There were no significant preoperative or postoperative BCVA differences between the PPV and SB groups during the follow-up ( Table 2 ; Figure 2 , Left). However, when we divided the SB group into 2 subgroups according to the persistence of SMF, there were significant BCVA differences between the PPV and SB-SMF+ groups at 9 and 12 months after surgery, and there were significant BCVA differences between the SB-SMF− and SB-SMF+ groups at 6, 9, and 12 months after surgery. Nevertheless, there were no significant differences in the final BCVA among the 3 groups ( Table 2 ; Figure 2 , Right).

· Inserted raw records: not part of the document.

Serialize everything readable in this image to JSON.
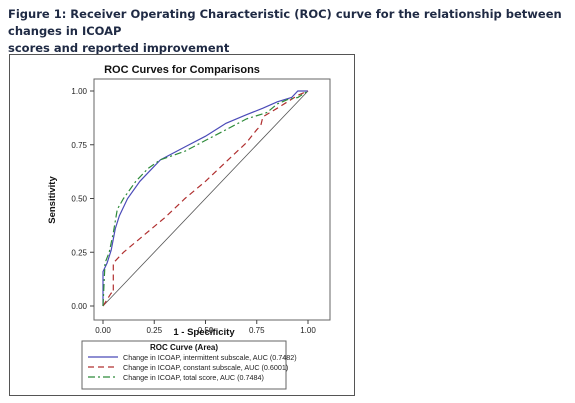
{
  "caption": {
    "line1": "Figure 1: Receiver Operating Characteristic (ROC) curve for the relationship between changes in ICOAP",
    "line2": "scores and reported improvement"
  },
  "chart_data": {
    "type": "line",
    "title": "ROC Curves for Comparisons",
    "xlabel": "1 - Specificity",
    "ylabel": "Sensitivity",
    "xlim": [
      0,
      1
    ],
    "ylim": [
      0,
      1
    ],
    "xticks": [
      "0.00",
      "0.25",
      "0.50",
      "0.75",
      "1.00"
    ],
    "yticks": [
      "0.00",
      "0.25",
      "0.50",
      "0.75",
      "1.00"
    ],
    "grid": false,
    "reference_line": true,
    "legend": {
      "title": "ROC Curve (Area)",
      "placement": "bottom"
    },
    "series": [
      {
        "name": "Change in ICOAP, intermittent subscale, AUC (0.7482)",
        "color": "#4b4bb8",
        "dash": "solid",
        "x": [
          0,
          0,
          0.02,
          0.04,
          0.06,
          0.08,
          0.12,
          0.18,
          0.22,
          0.28,
          0.4,
          0.5,
          0.6,
          0.7,
          0.78,
          0.85,
          0.92,
          0.95,
          1.0
        ],
        "y": [
          0,
          0.16,
          0.2,
          0.26,
          0.36,
          0.42,
          0.5,
          0.58,
          0.62,
          0.68,
          0.74,
          0.79,
          0.85,
          0.89,
          0.92,
          0.95,
          0.97,
          1.0,
          1.0
        ]
      },
      {
        "name": "Change in ICOAP, constant subscale, AUC  (0.6001)",
        "color": "#b03030",
        "dash": "dashed",
        "x": [
          0,
          0.04,
          0.05,
          0.05,
          0.1,
          0.2,
          0.3,
          0.4,
          0.5,
          0.6,
          0.7,
          0.75,
          0.77,
          0.78,
          0.85,
          0.9,
          0.95,
          1.0
        ],
        "y": [
          0,
          0.06,
          0.06,
          0.2,
          0.25,
          0.33,
          0.41,
          0.5,
          0.58,
          0.67,
          0.76,
          0.82,
          0.84,
          0.88,
          0.92,
          0.95,
          0.98,
          1.0
        ]
      },
      {
        "name": "Change in ICOAP, total score, AUC  (0.7484)",
        "color": "#2e8b3a",
        "dash": "dashdot",
        "x": [
          0,
          0.01,
          0.03,
          0.05,
          0.07,
          0.1,
          0.16,
          0.22,
          0.28,
          0.4,
          0.5,
          0.6,
          0.7,
          0.8,
          0.85,
          0.9,
          0.95,
          1.0
        ],
        "y": [
          0,
          0.2,
          0.25,
          0.34,
          0.45,
          0.5,
          0.58,
          0.64,
          0.68,
          0.72,
          0.77,
          0.82,
          0.87,
          0.9,
          0.94,
          0.96,
          0.97,
          1.0
        ]
      }
    ]
  }
}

Preoperative | 1 Mo | 3 Mos | 6 Mos | 9 Mos | 12 Mos | Final | |
---|---|---|---|---|---|---|---|
PPV (n = 16) | 1.30 ± 0.78 | 0.52 ± 0.33 | 0.39 ± 0.33 | 0.24 ± 0.17 | 0.17 ± 0.25 | 0.13 ± 0.23 | 0.15 ± 0.20 |
SB (n = 45) | 1.19 ± 0.73 | 0.51 ± 0.34 | 0.34 ± 0.30 | 0.26 ± 0.25 | 0.25 ± 0.23 | 0.23 ± 0.25 | 0.19 ± 0.25 |
SB-SMF− (n = 19) | 1.17 ± 0.71 | 0.46 ± 0.30 | 0.27 ± 0.28 | 0.18 ± 0.22 | 0.17 ± 0.20 | 0.13 ± 0.19 | 0.13 ± 0.21 |
SB-SMF+ (n = 26) | 1.21 ± 0.75 | 0.54 ± 0.37 | 0.38 ± 0.32 | 0.31 ± 0.25 | 0.31 ± 0.23 | 0.28 ± 0.27 | 0.23 ± 0.27 |
P values a | |||||||
PPV vs SB | .526 | .798 | .294 | .661 | .217 | .196 | .740 |
PPV vs SB-SMF− | .612 | .683 | .133 | .117 | .837 | .964 | .612 |
PPV vs SB-SMF+ | .558 | .938 | .638 | .582 | .039 | .049 | .351 |
SB-SMF− vs. SB-SMF+ | .908 | .571 | .183 | .029 | .020 | .047 | .149 |
When patients were categorized according to disease chronicity, the PPV group showed marginally better BCVA at 9 months ( P = .095) and 12 months ( P = .065) after surgery compared with the SB-SMF+ group, and the SB-SMF− group showed marginally better BCVA at 6 months ( P = .091) and 9 months ( P = .053) after surgery compared with the SB-SMF+ group in acute RD patients ( Table 3 ; Figure 3 , Left). There were no significant differences in final BCVA among the 3 subgroups in acute RD patients. However, among subacute-onset RD patients, no significant differences in postoperative BCVA were found between the PPV and SB-SMF+ groups ( Table 3 ; Figure 3 , Right). In the SB group, 50% of acute RD patients showed persistent SMF, but 100% of subacute RD patients showed persistent SMF at 1 month after surgery ( P < .001, Fisher exact test).